Doch was würde es für die Weltraumforschung und die Menschheit bedeuten, würde man Leben auf dem Mars finden? Windhager: "Es wäre ein epochales Ereignis. Immerhin ist Leben bislang nur auf der Erde bestätigt." Der Astronom hält es dabei für naheliegend, dass Leben auf dem Mars denselben Ursprung hat wie jenes auf der Erde, also möglicherweise über einen Kometeneinschlag dorthin gekommen wäre. "Ein Paukenschlag wäre es aber allemal."

 

Langer Weg, bevor Menschen den Mars betreten

Bevor Menschen zum Roten Planeten geschickt werden können, müssen noch einige Hürden genommen werden. Der menschliche Körper ist hier ein stark begrenzender Faktor, immerhin werden während der etwa sechsmonatigen Reise in der Schwerelosigkeit Muskeln und Knochen abgebaut, da sie nicht so beansprucht werden wie auf der Erde. Eine weitere Herausforderung stellt die Ernährung der Astronauten über längere Zeit dar. Sollten diese Probleme gelöst sein, so muss man immer noch den Rückweg der Crew sicherstellen. Immerhin muss man bei einem Raketenstart am Mars eine stärkere Anziehungskraft überwinden, als jene am Mond.

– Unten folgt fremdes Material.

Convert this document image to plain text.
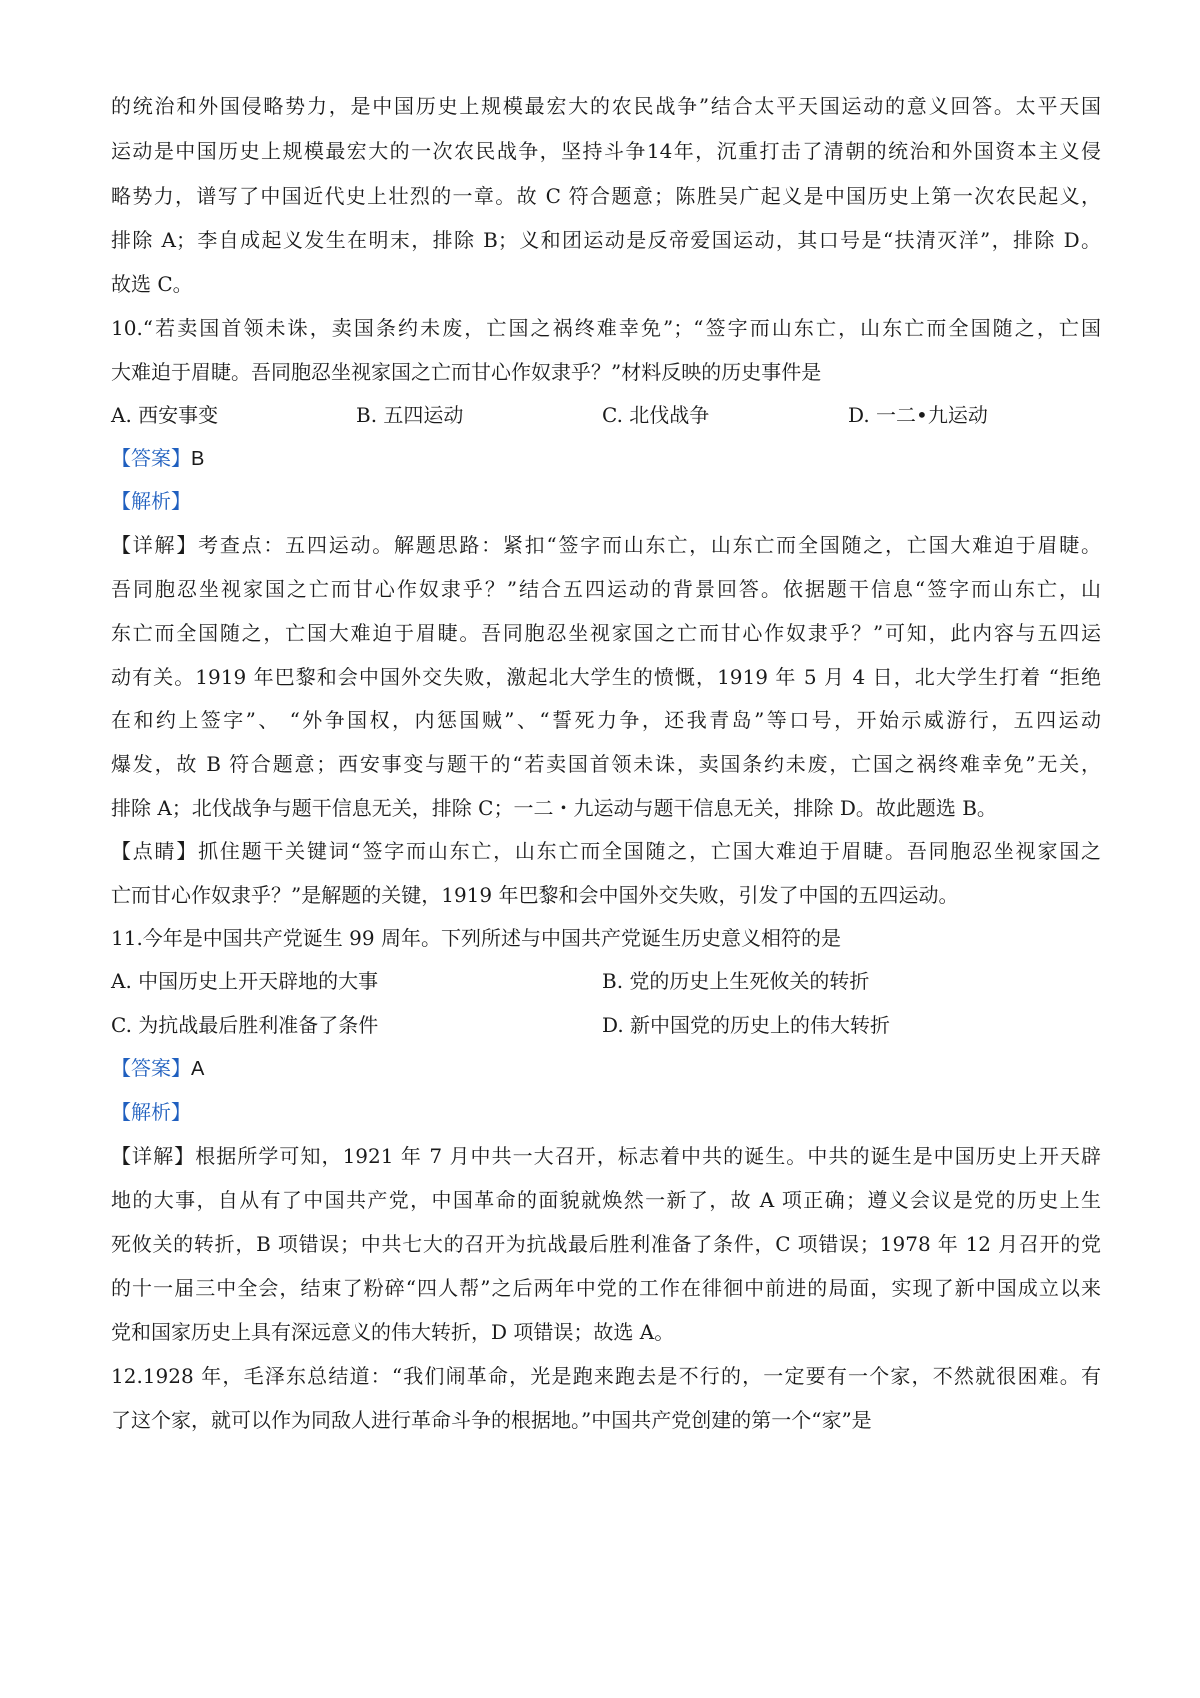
的统治和外国侵略势力，是中国历史上规模最宏大的农民战争”结合太平天国运动的意义回答。太平天国
运动是中国历史上规模最宏大的一次农民战争，坚持斗争14年，沉重打击了清朝的统治和外国资本主义侵
略势力，谱写了中国近代史上壮烈的一章。故 C 符合题意；陈胜吴广起义是中国历史上第一次农民起义，
排除 A；李自成起义发生在明末，排除 B；义和团运动是反帝爱国运动，其口号是“扶清灭洋”，排除 D。
故选 C。
10.“若卖国首领未诛，卖国条约未废，亡国之祸终难幸免”；“签字而山东亡，山东亡而全国随之，亡国
大难迫于眉睫。吾同胞忍坐视家国之亡而甘心作奴隶乎？”材料反映的历史事件是
A. 西安事变	B. 五四运动	C. 北伐战争	D. 一二•九运动
【答案】B
【解析】
【详解】考查点：五四运动。解题思路：紧扣“签字而山东亡，山东亡而全国随之，亡国大难迫于眉睫。
吾同胞忍坐视家国之亡而甘心作奴隶乎？”结合五四运动的背景回答。依据题干信息“签字而山东亡，山
东亡而全国随之，亡国大难迫于眉睫。吾同胞忍坐视家国之亡而甘心作奴隶乎？”可知，此内容与五四运
动有关。1919 年巴黎和会中国外交失败，激起北大学生的愤慨，1919 年 5 月 4 日，北大学生打着 “拒绝
在和约上签字”、 “外争国权，内惩国贼”、“誓死力争，还我青岛”等口号，开始示威游行，五四运动
爆发，故 B 符合题意；西安事变与题干的“若卖国首领未诛，卖国条约未废，亡国之祸终难幸免”无关，
排除 A；北伐战争与题干信息无关，排除 C；一二・九运动与题干信息无关，排除 D。故此题选 B。
【点睛】抓住题干关键词“签字而山东亡，山东亡而全国随之，亡国大难迫于眉睫。吾同胞忍坐视家国之
亡而甘心作奴隶乎？”是解题的关键，1919 年巴黎和会中国外交失败，引发了中国的五四运动。
11.今年是中国共产党诞生 99 周年。下列所述与中国共产党诞生历史意义相符的是
A. 中国历史上开天辟地的大事	B. 党的历史上生死攸关的转折
C. 为抗战最后胜利准备了条件	D. 新中国党的历史上的伟大转折
【答案】A
【解析】
【详解】根据所学可知，1921 年 7 月中共一大召开，标志着中共的诞生。中共的诞生是中国历史上开天辟
地的大事，自从有了中国共产党，中国革命的面貌就焕然一新了，故 A 项正确；遵义会议是党的历史上生
死攸关的转折，B 项错误；中共七大的召开为抗战最后胜利准备了条件，C 项错误；1978 年 12 月召开的党
的十一届三中全会，结束了粉碎“四人帮”之后两年中党的工作在徘徊中前进的局面，实现了新中国成立以来
党和国家历史上具有深远意义的伟大转折，D 项错误；故选 A。
12.1928 年，毛泽东总结道：“我们闹革命，光是跑来跑去是不行的，一定要有一个家，不然就很困难。有
了这个家，就可以作为同敌人进行革命斗争的根据地。”中国共产党创建的第一个“家”是
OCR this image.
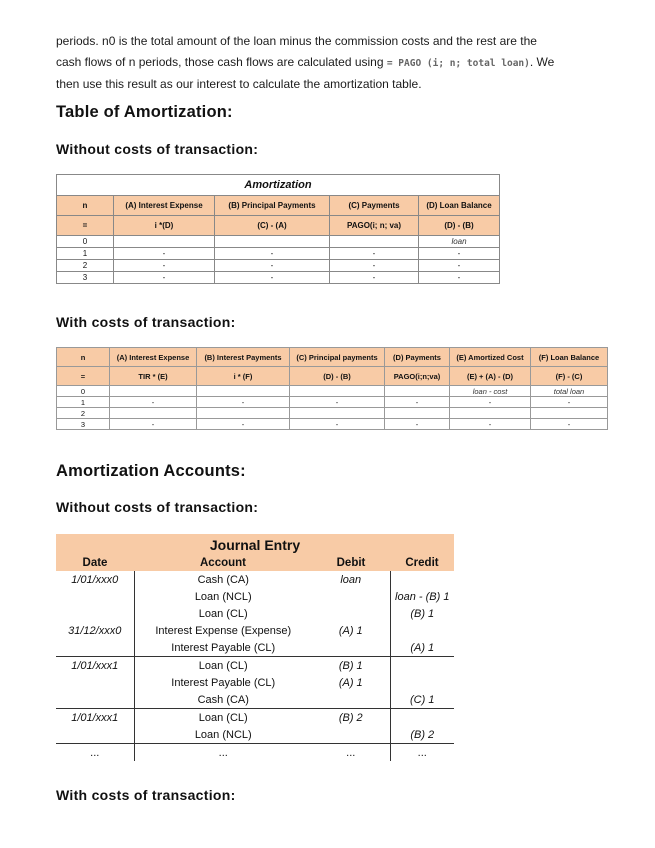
periods. n0 is the total amount of the loan minus the commission costs and the rest are the
cash flows of n periods, those cash flows are calculated using = PAGO (i; n; total loan). We
then use this result as our interest to calculate the amortization table.

Table of Amortization:
Without costs of transaction:
Amortization				
n	(A) Interest Expense	(B) Principal Payments	(C) Payments	(D) Loan Balance
=	i *(D)	(C) - (A)	PAGO(i; n; va)	(D) - (B)
0				loan
1	-	-	-	-
2	-	-	-	-
3	-	-	-	-
With costs of transaction:
n	(A) Interest Expense	(B) Interest Payments	(C) Principal payments	(D) Payments	(E) Amortized Cost	(F) Loan Balance
=	TIR * (E)	i * (F)	(D) - (B)	PAGO(i;n;va)	(E) + (A) - (D)	(F) - (C)
0					loan - cost	total loan
1	-	-	-	-	-	-
2						
3	-	-	-	-	-	-
Amortization Accounts:
Without costs of transaction:
Journal Entry			
Date	Account	Debit	Credit
1/01/xxx0	Cash (CA)	loan	
	Loan (NCL)		loan - (B) 1
	Loan (CL)		(B) 1
31/12/xxx0	Interest Expense (Expense)	(A) 1	
	Interest Payable (CL)		(A) 1
1/01/xxx1	Loan (CL)	(B) 1	
	Interest Payable (CL)	(A) 1	
	Cash (CA)		(C) 1
1/01/xxx1	Loan (CL)	(B) 2	
	Loan (NCL)		(B) 2
...	...	...	...
With costs of transaction:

Private Firmen wollen bemannte Mars-Missionen

Nichtsdestotrotz arbeiten vor allem privaten Weltraumunternehmen wie SpaceX an dem erklärten Ziel, Menschen zum Mars zu bringen. Ob wir nach dem Mond also auch auf dem Mars unsere Fußabdrücke hinterlassen werden, wird die Zukunft zeigen.